After showing off the ring came hints of her sassy side. Every day for thirty minutes my mother's hands exercise her brain by playing Dr. Mario on an old Nintendo 64. She plays on a tv that was long forgotten, but is up and out of the way in her game room turned sewing room. The room is piled high in quilts or dresses or projects for someone else waiting to be finished. She loves too many people. But when her hands ache from working the needle through thick fabric, or cutting out seemingly endless amounts of fabric she takes a break and turns on the forgotten tv tucked away in the corner. She has a banana chair set in front of the old set and will lean back so she can sprawl her legs wide to place a foot on each side of the tv, almost like she is preparing to give birth again. This is the one game she loves, because this is the one game she will always win. This is the one game I get to see a hint of the competition and genius inside my mother. I get to see her natural man, her enemy to God side.
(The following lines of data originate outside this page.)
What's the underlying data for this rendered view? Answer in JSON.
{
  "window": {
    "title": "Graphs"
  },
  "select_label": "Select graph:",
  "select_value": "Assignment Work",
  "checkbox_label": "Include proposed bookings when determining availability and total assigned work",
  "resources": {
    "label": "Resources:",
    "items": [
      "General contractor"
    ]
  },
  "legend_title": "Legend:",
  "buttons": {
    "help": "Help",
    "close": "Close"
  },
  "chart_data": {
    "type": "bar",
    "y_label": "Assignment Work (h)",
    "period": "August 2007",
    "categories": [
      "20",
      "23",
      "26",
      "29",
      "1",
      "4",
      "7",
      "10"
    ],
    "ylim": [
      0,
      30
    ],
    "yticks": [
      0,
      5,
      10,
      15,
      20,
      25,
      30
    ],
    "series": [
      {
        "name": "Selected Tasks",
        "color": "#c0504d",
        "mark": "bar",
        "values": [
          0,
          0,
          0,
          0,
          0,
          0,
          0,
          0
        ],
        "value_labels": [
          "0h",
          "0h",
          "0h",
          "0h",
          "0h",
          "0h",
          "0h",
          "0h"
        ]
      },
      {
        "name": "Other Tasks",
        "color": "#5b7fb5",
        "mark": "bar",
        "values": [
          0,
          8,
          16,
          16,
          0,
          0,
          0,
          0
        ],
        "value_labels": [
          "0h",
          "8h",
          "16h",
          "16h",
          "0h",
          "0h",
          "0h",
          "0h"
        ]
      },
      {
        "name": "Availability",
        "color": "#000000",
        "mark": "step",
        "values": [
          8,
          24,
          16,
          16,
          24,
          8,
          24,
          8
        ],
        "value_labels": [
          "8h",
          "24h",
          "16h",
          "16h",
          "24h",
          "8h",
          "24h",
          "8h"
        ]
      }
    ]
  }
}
Her fingers whiz away on the joystick and the different buttons, cursing viruses as she desperately tries to save the sick with copious amounts of colored pills. I'm pretty sure she shouts at them in her mind to die. I see that spark in her eye, but she would never say it aloud. Unless of course she slips a "stink", which sometimes happens. She is really good at this game and beats my butt every time I play against her. My cheeks sting as I think about it. The only thing I have ever seen her be remotely prideful about. But I love it when she wins. She gets humbly smug, I didn't even know such an emotion is possible, but somehow she can do it. She reflects her personality in her hands.
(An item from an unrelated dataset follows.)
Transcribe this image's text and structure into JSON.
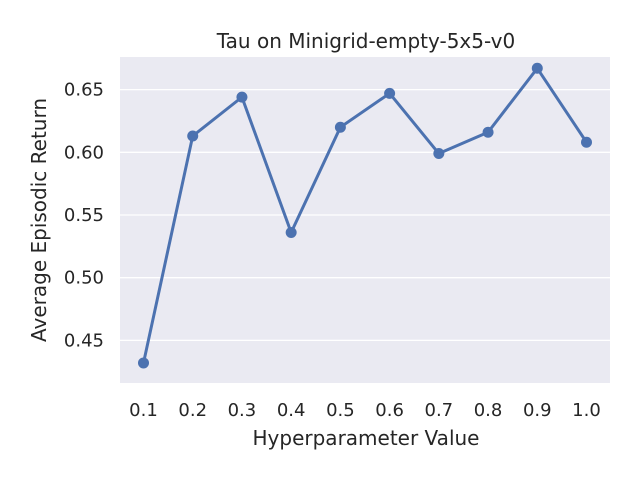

These are her opportunities to plant nourishment back into the soil of her hands. Nothing can grow without nourishment. This gives her the strength to scrub grout, sitting on her hands with her hands clenched to the scrub brush, moving back and forth between the work of the dirty grout and the eroding simple green that leaves her hands red, cracked and dry. This gives her the strength to play with, take care of and carry five grandchildren who all want to crawl all over her and get as much of grandma as possible. This gives her the strength to rub my back in the morning, waking me up with her cold hands as she snuggles close to push me out of the bed. She lies there for a few minutes after I get out, talking to me about my plans for the day and adding the appropriate tidbits of advice. I have many mantras. This gives her the strength to make several batches of succulent jam to give to the neighbors, or dip professional-looking caramel apples, or comforting cookies as my best friend prepares for her wedding, or consoling casseroles to someone sick or in need. She always imparts of her substance. She has true charity. She reflects her love in her hands.
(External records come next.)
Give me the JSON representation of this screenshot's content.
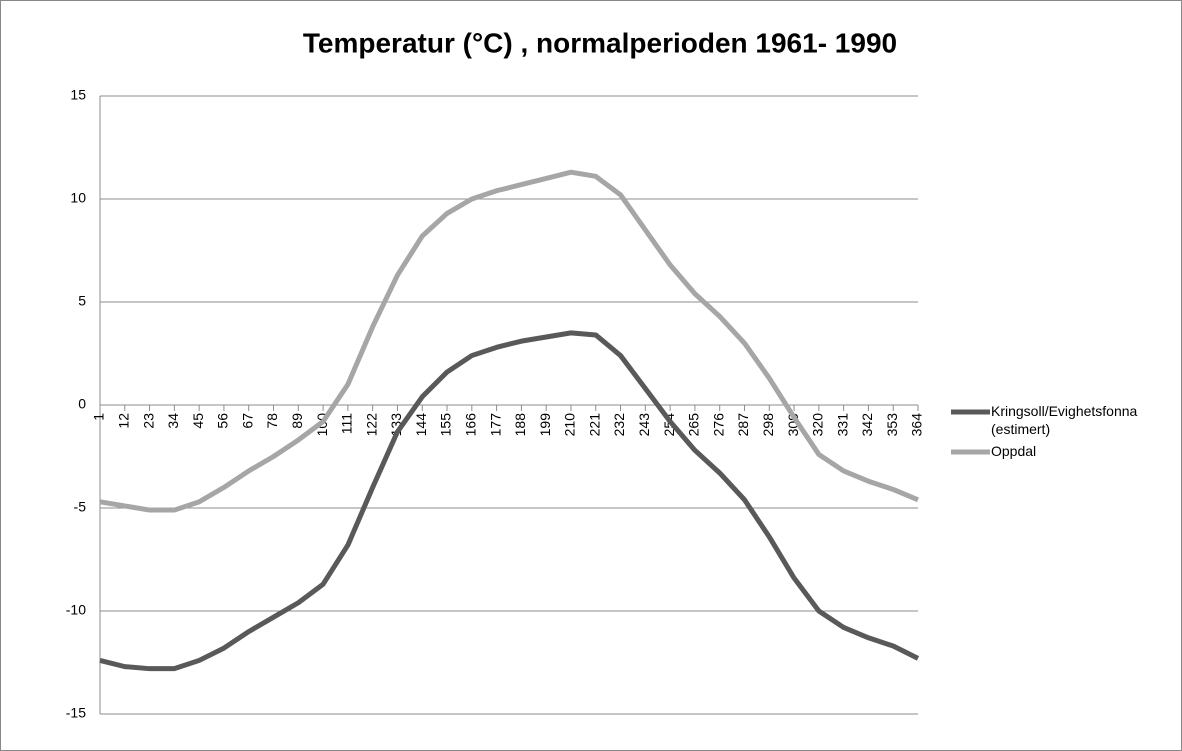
{
  "chart_data": {
    "type": "line",
    "title": "Temperatur (°C) , normalperioden 1961- 1990",
    "x": [
      1,
      12,
      23,
      34,
      45,
      56,
      67,
      78,
      89,
      100,
      111,
      122,
      133,
      144,
      155,
      166,
      177,
      188,
      199,
      210,
      221,
      232,
      243,
      254,
      265,
      276,
      287,
      298,
      309,
      320,
      331,
      342,
      353,
      364
    ],
    "series": [
      {
        "name": "Kringsoll/Evighetsfonna (estimert)",
        "color": "#595959",
        "values": [
          -12.4,
          -12.7,
          -12.8,
          -12.8,
          -12.4,
          -11.8,
          -11.0,
          -10.3,
          -9.6,
          -8.7,
          -6.8,
          -4.0,
          -1.3,
          0.4,
          1.6,
          2.4,
          2.8,
          3.1,
          3.3,
          3.5,
          3.4,
          2.4,
          0.8,
          -0.8,
          -2.2,
          -3.3,
          -4.6,
          -6.4,
          -8.4,
          -10.0,
          -10.8,
          -11.3,
          -11.7,
          -12.3
        ]
      },
      {
        "name": "Oppdal",
        "color": "#a6a6a6",
        "values": [
          -4.7,
          -4.9,
          -5.1,
          -5.1,
          -4.7,
          -4.0,
          -3.2,
          -2.5,
          -1.7,
          -0.8,
          1.0,
          3.8,
          6.3,
          8.2,
          9.3,
          10.0,
          10.4,
          10.7,
          11.0,
          11.3,
          11.1,
          10.2,
          8.5,
          6.8,
          5.4,
          4.3,
          3.0,
          1.3,
          -0.6,
          -2.4,
          -3.2,
          -3.7,
          -4.1,
          -4.6
        ]
      }
    ],
    "xlim": [
      1,
      364
    ],
    "xticks": [
      1,
      12,
      23,
      34,
      45,
      56,
      67,
      78,
      89,
      100,
      111,
      122,
      133,
      144,
      155,
      166,
      177,
      188,
      199,
      210,
      221,
      232,
      243,
      254,
      265,
      276,
      287,
      298,
      309,
      320,
      331,
      342,
      353,
      364
    ],
    "ylim": [
      -15,
      15
    ],
    "yticks": [
      -15,
      -10,
      -5,
      0,
      5,
      10,
      15
    ],
    "grid": true,
    "legend": "right"
  }
}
I want my mother's hands. Mine are the exact same shape and size, yet not as beautiful. I don't have so many stories. My new engagement ring is gold with a single diamond in the center and will sit dutifully on my hand for twenty one years or more. Every time I look at it I think of my mother and the devotion she showed to my father. I anticipate my marriage to be the same. Right now I only have a sparkling future. As soon as my ring took it's seat I started to wave my fingers in the same manner my mother does. I guess I am just hoping that my hands will become her thirty-three years in the future hands, overnight. I want her skill in Dr. Mario and her desire to heal the pretend sick with bottles and bottles of fake pills. I want to be domestic goddess like she is in all things cooking and cleaning and giving and playing and tending and caring. I want to yield fruits of my labor like she does. I want a mother's hands. Holy hands. Beautiful hands. Hands of selfless service.